Composites Containing Fullerenes and Polysaccharides: Green and Facile Synthesis, Biocompatibility, and Antimicrobial Activity
American Chemical Society
ACS Sustainable Chemistry and Engineering
By use of a green and simple ionic liquid, butylmethylimidazolium chloride (BMIm+Cl–) as a sole solvent, we developed a novel, green, and simple method to synthesize biocompatible composites containing polysaccharides (cellulose (CEL), chitosan (CS), and γ-cyclodextrin (γ-TCD)) and fullerene derivatives (amino-C60 and hydroxy-C60). The composites obtained (100%CEL, 100%CS, [CEL+γ-TCD] and [CS+γ-TCD]) readily adsorb amino-C60 and hydroxy-C60. Kinetics and adsorption isotherm results indicate that the fullerene derivatives physically adsorbed onto the surface of the CEL-based composites and subsequently desorbed from the composites when they were soaked in water.
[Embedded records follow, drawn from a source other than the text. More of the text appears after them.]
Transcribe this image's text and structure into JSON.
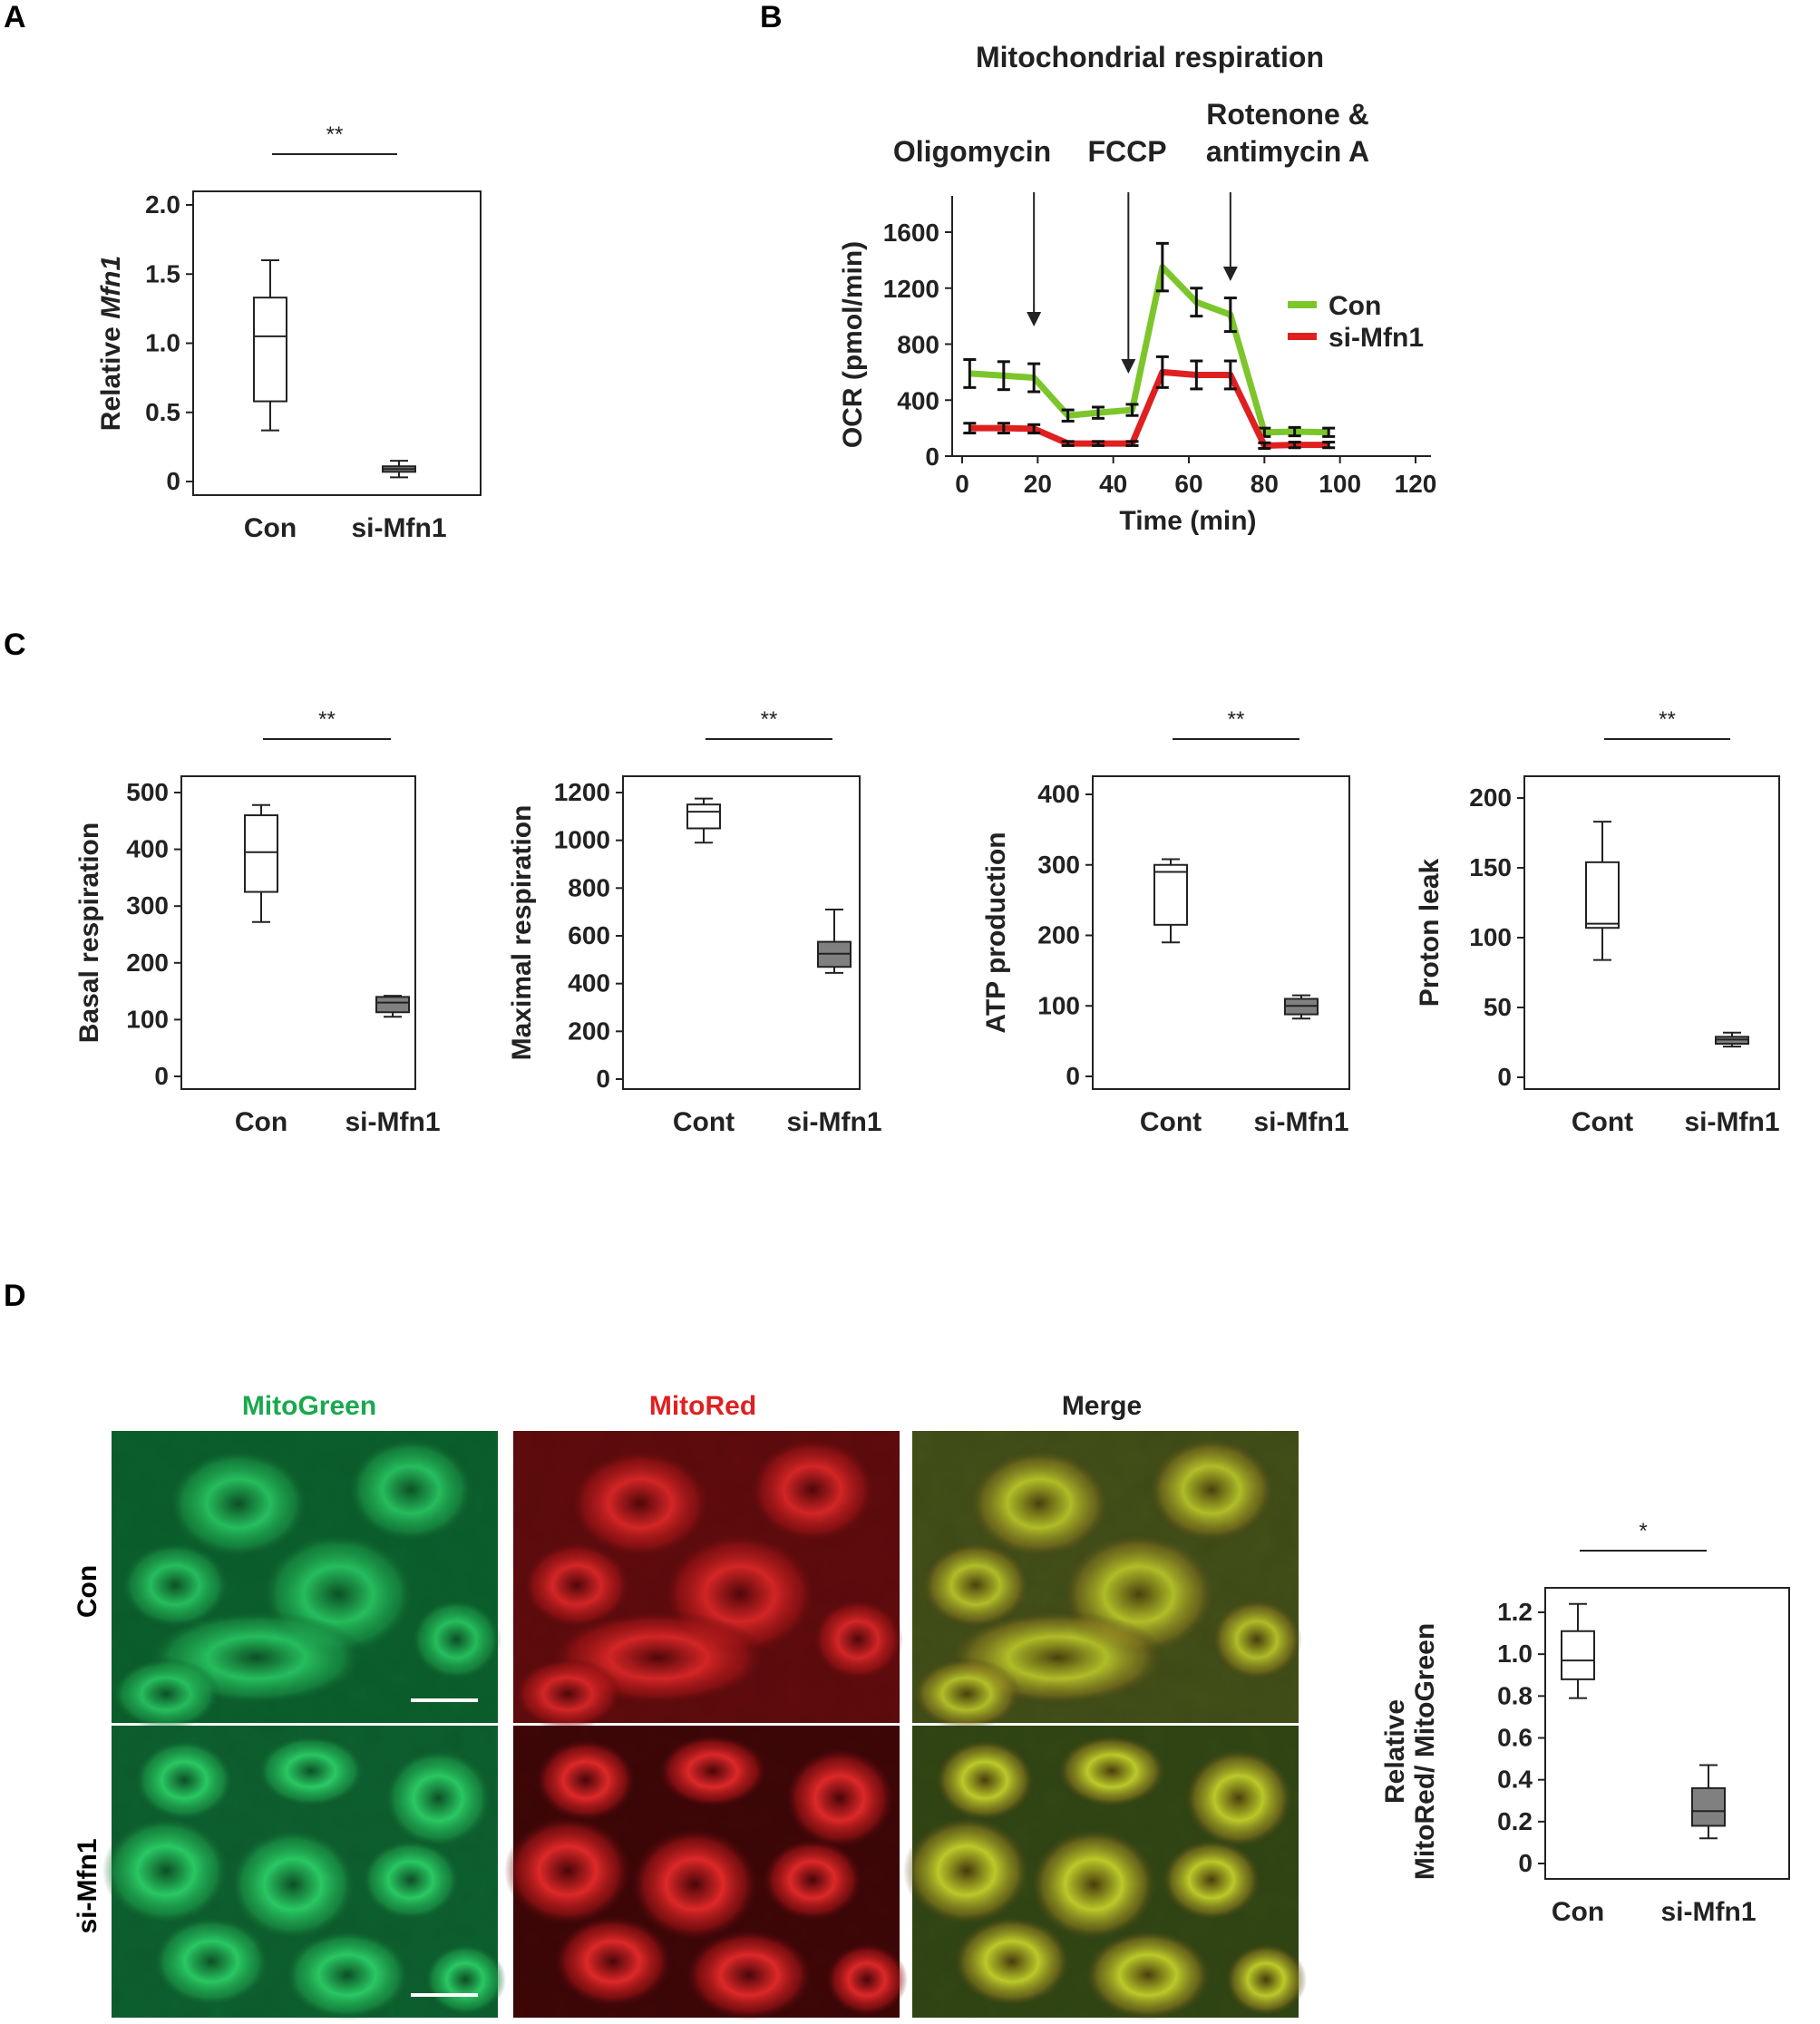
{
  "panels": {
    "A": "A",
    "B": "B",
    "C": "C",
    "D": "D"
  },
  "colors": {
    "con": "#7cc62b",
    "si": "#e02020",
    "box_filled": "#808080",
    "mitogreen": "#1aa84f",
    "mitored": "#e02020"
  },
  "chart_data": [
    {
      "id": "A",
      "type": "box",
      "ylabel_prefix": "Relative ",
      "ylabel_italic": "Mfn1",
      "categories": [
        "Con",
        "si-Mfn1"
      ],
      "ylim": [
        0,
        2.0
      ],
      "yticks": [
        {
          "v": 0,
          "t": "0"
        },
        {
          "v": 0.5,
          "t": "0.5"
        },
        {
          "v": 1,
          "t": "1.0"
        },
        {
          "v": 1.5,
          "t": "1.5"
        },
        {
          "v": 2,
          "t": "2.0"
        }
      ],
      "significance": "**",
      "boxes": [
        {
          "min": 0.37,
          "q1": 0.58,
          "median": 1.05,
          "q3": 1.33,
          "max": 1.6,
          "filled": false
        },
        {
          "min": 0.03,
          "q1": 0.07,
          "median": 0.09,
          "q3": 0.11,
          "max": 0.15,
          "filled": true
        }
      ]
    },
    {
      "id": "B",
      "type": "line",
      "title": "Mitochondrial respiration",
      "xlabel": "Time (min)",
      "ylabel": "OCR (pmol/min)",
      "xlim": [
        0,
        120
      ],
      "ylim": [
        0,
        1600
      ],
      "xticks": [
        0,
        20,
        40,
        60,
        80,
        100,
        120
      ],
      "yticks": [
        0,
        400,
        800,
        1200,
        1600
      ],
      "injections": [
        {
          "label": "Oligomycin",
          "x": 19
        },
        {
          "label": "FCCP",
          "x": 44
        },
        {
          "label": "Rotenone &",
          "label2": "antimycin A",
          "x": 71
        }
      ],
      "x": [
        2,
        11,
        19,
        28,
        36,
        45,
        53,
        62,
        71,
        80,
        88,
        97
      ],
      "series": [
        {
          "name": "Con",
          "values": [
            590,
            575,
            560,
            290,
            310,
            330,
            1350,
            1100,
            1010,
            170,
            175,
            170
          ],
          "err": [
            100,
            100,
            100,
            40,
            40,
            40,
            170,
            100,
            120,
            30,
            30,
            30
          ]
        },
        {
          "name": "si-Mfn1",
          "values": [
            200,
            200,
            195,
            90,
            90,
            90,
            600,
            580,
            580,
            75,
            80,
            80
          ],
          "err": [
            35,
            35,
            30,
            15,
            15,
            15,
            110,
            100,
            100,
            20,
            20,
            20
          ]
        }
      ]
    },
    {
      "id": "C1",
      "type": "box",
      "ylabel": "Basal respiration",
      "categories": [
        "Con",
        "si-Mfn1"
      ],
      "ylim": [
        0,
        500
      ],
      "yticks": [
        {
          "v": 0,
          "t": "0"
        },
        {
          "v": 100,
          "t": "100"
        },
        {
          "v": 200,
          "t": "200"
        },
        {
          "v": 300,
          "t": "300"
        },
        {
          "v": 400,
          "t": "400"
        },
        {
          "v": 500,
          "t": "500"
        }
      ],
      "significance": "**",
      "boxes": [
        {
          "min": 272,
          "q1": 325,
          "median": 395,
          "q3": 460,
          "max": 478,
          "filled": false
        },
        {
          "min": 105,
          "q1": 113,
          "median": 130,
          "q3": 140,
          "max": 142,
          "filled": true
        }
      ]
    },
    {
      "id": "C2",
      "type": "box",
      "ylabel": "Maximal respiration",
      "categories": [
        "Cont",
        "si-Mfn1"
      ],
      "ylim": [
        0,
        1200
      ],
      "yticks": [
        {
          "v": 0,
          "t": "0"
        },
        {
          "v": 200,
          "t": "200"
        },
        {
          "v": 400,
          "t": "400"
        },
        {
          "v": 600,
          "t": "600"
        },
        {
          "v": 800,
          "t": "800"
        },
        {
          "v": 1000,
          "t": "1000"
        },
        {
          "v": 1200,
          "t": "1200"
        }
      ],
      "significance": "**",
      "boxes": [
        {
          "min": 990,
          "q1": 1050,
          "median": 1120,
          "q3": 1150,
          "max": 1175,
          "filled": false
        },
        {
          "min": 445,
          "q1": 470,
          "median": 525,
          "q3": 575,
          "max": 710,
          "filled": true
        }
      ]
    },
    {
      "id": "C3",
      "type": "box",
      "ylabel": "ATP production",
      "categories": [
        "Cont",
        "si-Mfn1"
      ],
      "ylim": [
        0,
        400
      ],
      "yticks": [
        {
          "v": 0,
          "t": "0"
        },
        {
          "v": 100,
          "t": "100"
        },
        {
          "v": 200,
          "t": "200"
        },
        {
          "v": 300,
          "t": "300"
        },
        {
          "v": 400,
          "t": "400"
        }
      ],
      "significance": "**",
      "boxes": [
        {
          "min": 190,
          "q1": 215,
          "median": 290,
          "q3": 300,
          "max": 308,
          "filled": false
        },
        {
          "min": 82,
          "q1": 88,
          "median": 100,
          "q3": 110,
          "max": 115,
          "filled": true
        }
      ]
    },
    {
      "id": "C4",
      "type": "box",
      "ylabel": "Proton leak",
      "categories": [
        "Cont",
        "si-Mfn1"
      ],
      "ylim": [
        0,
        200
      ],
      "yticks": [
        {
          "v": 0,
          "t": "0"
        },
        {
          "v": 50,
          "t": "50"
        },
        {
          "v": 100,
          "t": "100"
        },
        {
          "v": 150,
          "t": "150"
        },
        {
          "v": 200,
          "t": "200"
        }
      ],
      "significance": "**",
      "boxes": [
        {
          "min": 84,
          "q1": 107,
          "median": 110,
          "q3": 154,
          "max": 183,
          "filled": false
        },
        {
          "min": 22,
          "q1": 24,
          "median": 27,
          "q3": 29,
          "max": 32,
          "filled": true
        }
      ]
    },
    {
      "id": "D",
      "type": "box",
      "ylabel_line1": "Relative",
      "ylabel_line2": "MitoRed/ MitoGreen",
      "categories": [
        "Con",
        "si-Mfn1"
      ],
      "ylim": [
        0,
        1.2
      ],
      "yticks": [
        {
          "v": 0,
          "t": "0"
        },
        {
          "v": 0.2,
          "t": "0.2"
        },
        {
          "v": 0.4,
          "t": "0.4"
        },
        {
          "v": 0.6,
          "t": "0.6"
        },
        {
          "v": 0.8,
          "t": "0.8"
        },
        {
          "v": 1.0,
          "t": "1.0"
        },
        {
          "v": 1.2,
          "t": "1.2"
        }
      ],
      "significance": "*",
      "boxes": [
        {
          "min": 0.79,
          "q1": 0.88,
          "median": 0.97,
          "q3": 1.11,
          "max": 1.24,
          "filled": false
        },
        {
          "min": 0.12,
          "q1": 0.18,
          "median": 0.25,
          "q3": 0.36,
          "max": 0.47,
          "filled": true
        }
      ]
    }
  ],
  "microscopy": {
    "columns": [
      "MitoGreen",
      "MitoRed",
      "Merge"
    ],
    "rows": [
      "Con",
      "si-Mfn1"
    ]
  }
}
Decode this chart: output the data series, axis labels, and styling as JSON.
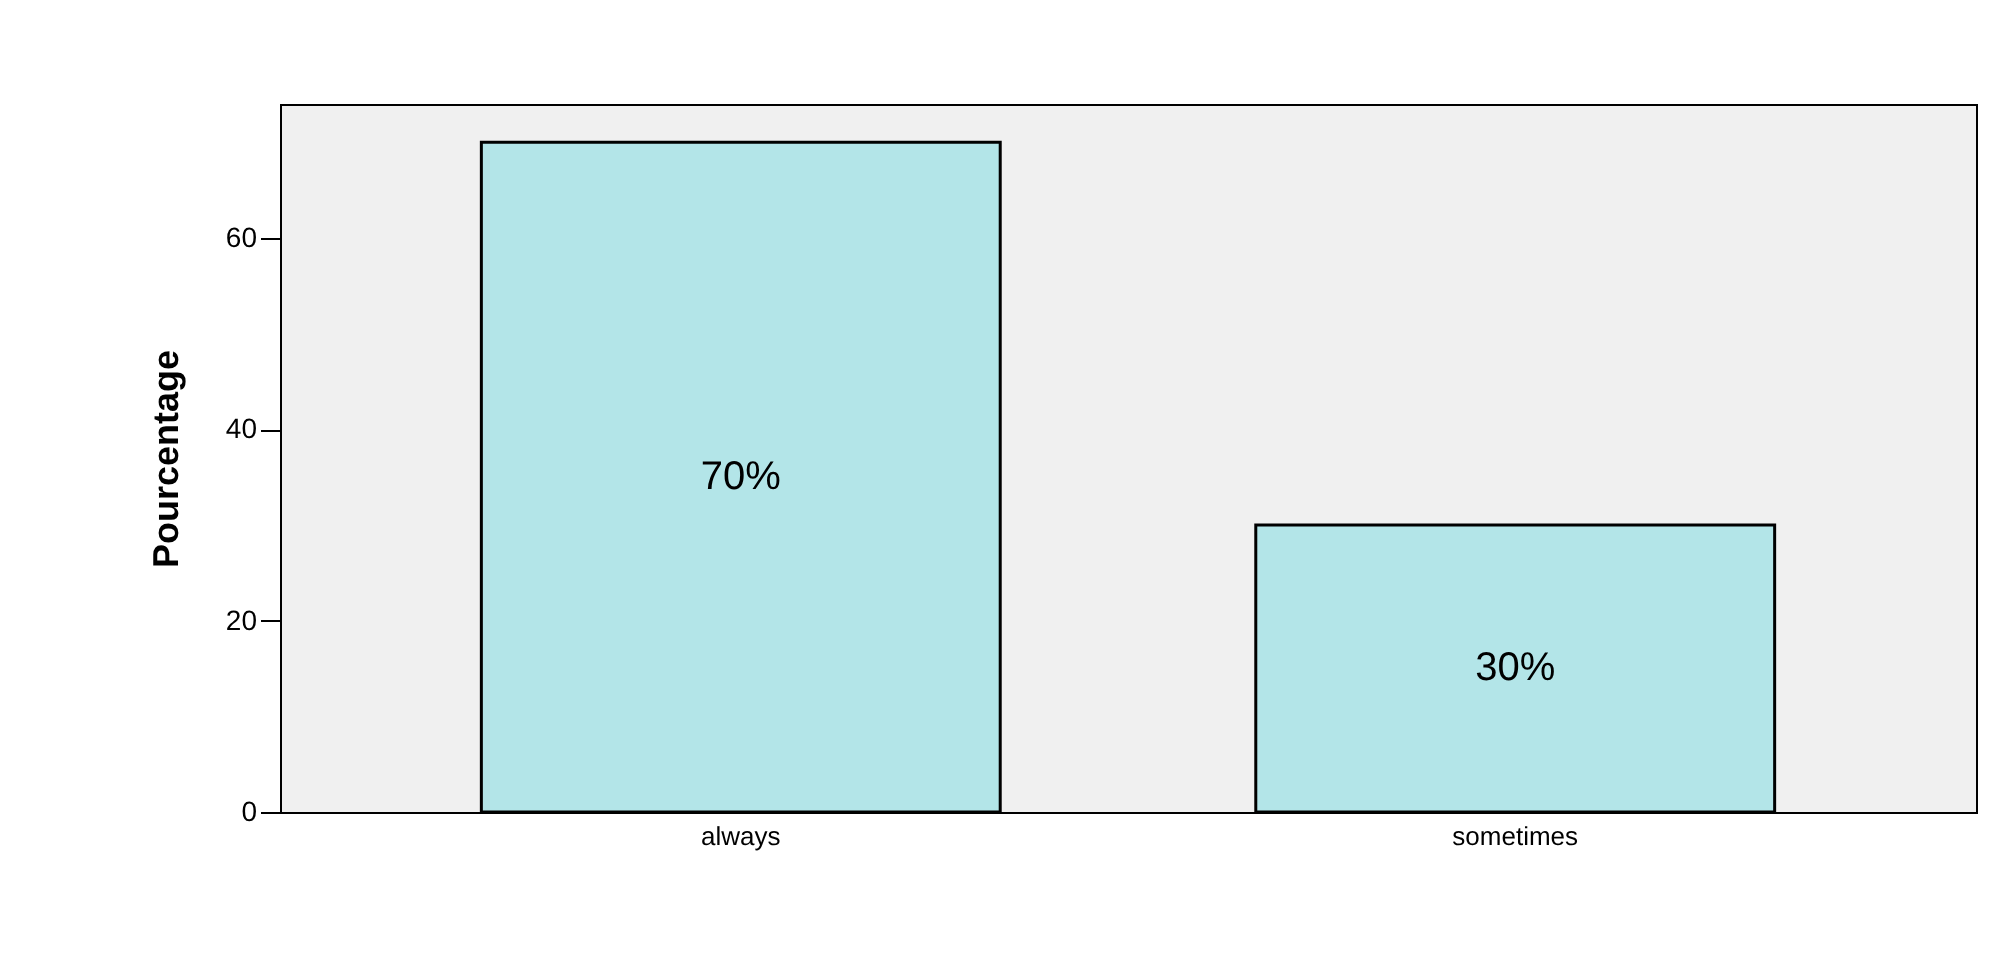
{
  "chart_data": {
    "type": "bar",
    "ylabel": "Pourcentage",
    "categories": [
      "always",
      "sometimes"
    ],
    "values": [
      70,
      30
    ],
    "color": "#b3e5e8",
    "value_labels": [
      "70%",
      "30%"
    ],
    "ylim": [
      0,
      74
    ],
    "yticks": [
      0,
      20,
      40,
      60
    ],
    "grid": false
  }
}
Conversely, because both fullerene derivatives strongly adsorbed onto the surface and subsequently diffused into the pores within the matrix of the CS-based composites, it was possible to synthesize (CS+amino-C60), (CS+hydroxy-C60), (CS+γ-TCD+amino-C60), and (CS+γ-TCD+hydroxyl-C60) composites. Microbial assay results show that adding γ-TCD, amino-C60, and/or hydroxyl-C60 to CS substantially increases the composite’s ability to reduce the growth of antibiotic-resistant bacteria such as Vancomycin-resistant Enterococcus (VRE). Biocompatibility assays indicate that hydroxy-C60 and amino-C60 are not cytotoxic to humans when encapsulated into CS composites. Taken together, the (CS+γ-TCD+fullerene) composites are well suited for various applications ranging from dressing to treat chronically infected wounds to nonlinear optics, biosensors, and therapeutic agents.
Duri, Simon; Harkins, April; Frazier, Anna J.; and Tran, Chieu D., "Composites Containing Fullerenes and Polysaccharides: Green and Facile Synthesis, Biocompatibility, and Antimicrobial Activity" (2017). Clinical Lab Sciences Faculty Research and Publications. 35.